I took my son down the road to the art studio for the first time today. They have a bunch of pottery that you can go in and paint, they fire it, and you pick it up a couple days later. Would I be able to airbrush the pottery with wicked or comart and it be safe when they put it in the kiln? I don't know anything about pottery, but they dip it in blue gunk then put it in the kiln. I just want to be sure the paint wont run off. I am thinking it would be a nice change from paper and allow me to learn angles and such.
No , You need pottery glaze which works fine through an airbrush . Running a .35 or a .5 set up.
My first airbrush was a hand me down from my parents which was an old paashce VL that they use for years to airbrush pottery.
Even if you used a clear ceramic glaze over the wicked the super high heat from the kiln would burn it up.

Pottery Glaze cost about as much as wicked or standard createx.
Hmmmmm Interesting.... havent tried AB'ing any pottery or ceramics...but using regular paints on Ceramic I never had to have them fired in a Kiln.... couple of coats of sealer and was good to go!

Terracotta type pottery may be whole different story. I always used regular ceramics and some figures that were molded from crushed pecan shells.

This picture below is just to illustrate that glaze is not needed...... It's 15 years old and only has a Matte sealer on.
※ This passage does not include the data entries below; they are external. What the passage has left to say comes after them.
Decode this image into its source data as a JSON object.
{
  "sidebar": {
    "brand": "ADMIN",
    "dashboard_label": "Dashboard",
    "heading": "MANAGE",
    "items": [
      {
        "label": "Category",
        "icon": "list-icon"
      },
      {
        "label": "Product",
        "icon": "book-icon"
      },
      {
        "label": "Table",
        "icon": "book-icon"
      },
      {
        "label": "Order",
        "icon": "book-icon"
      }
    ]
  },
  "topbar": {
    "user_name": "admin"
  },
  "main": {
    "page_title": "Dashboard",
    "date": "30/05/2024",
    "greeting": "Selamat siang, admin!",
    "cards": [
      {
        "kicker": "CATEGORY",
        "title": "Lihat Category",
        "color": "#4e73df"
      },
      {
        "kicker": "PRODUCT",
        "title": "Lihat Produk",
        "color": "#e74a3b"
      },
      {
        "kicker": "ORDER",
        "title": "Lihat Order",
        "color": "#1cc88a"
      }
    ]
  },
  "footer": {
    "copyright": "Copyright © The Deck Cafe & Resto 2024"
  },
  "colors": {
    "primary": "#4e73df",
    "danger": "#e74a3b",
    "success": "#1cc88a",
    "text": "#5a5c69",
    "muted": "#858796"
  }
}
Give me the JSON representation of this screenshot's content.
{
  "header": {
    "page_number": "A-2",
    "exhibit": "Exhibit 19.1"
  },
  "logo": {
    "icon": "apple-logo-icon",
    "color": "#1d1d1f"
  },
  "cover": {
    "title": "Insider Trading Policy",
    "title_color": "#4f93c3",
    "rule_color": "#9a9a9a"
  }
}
I did this one back when I was just learning to use paints ( Not airbrush) and watering it down to get blends for colors and fades as can be seen on the feathers. Though she may look a bit stoned (Hopefully something I can learn to do better when AB'ing) I was more focused on the feathers and was quite proud of the way it turned out... considering this is back in modem days and there were no tutorials without reading books.. so it was self taught.

Anyway, If your scared of glazing (which it real shouldn't effect the work) just remember a standard ceramic sealer can work to. However bare in mind that these will add some depth and contrast to colors when applied. The intended effects can be lost easily.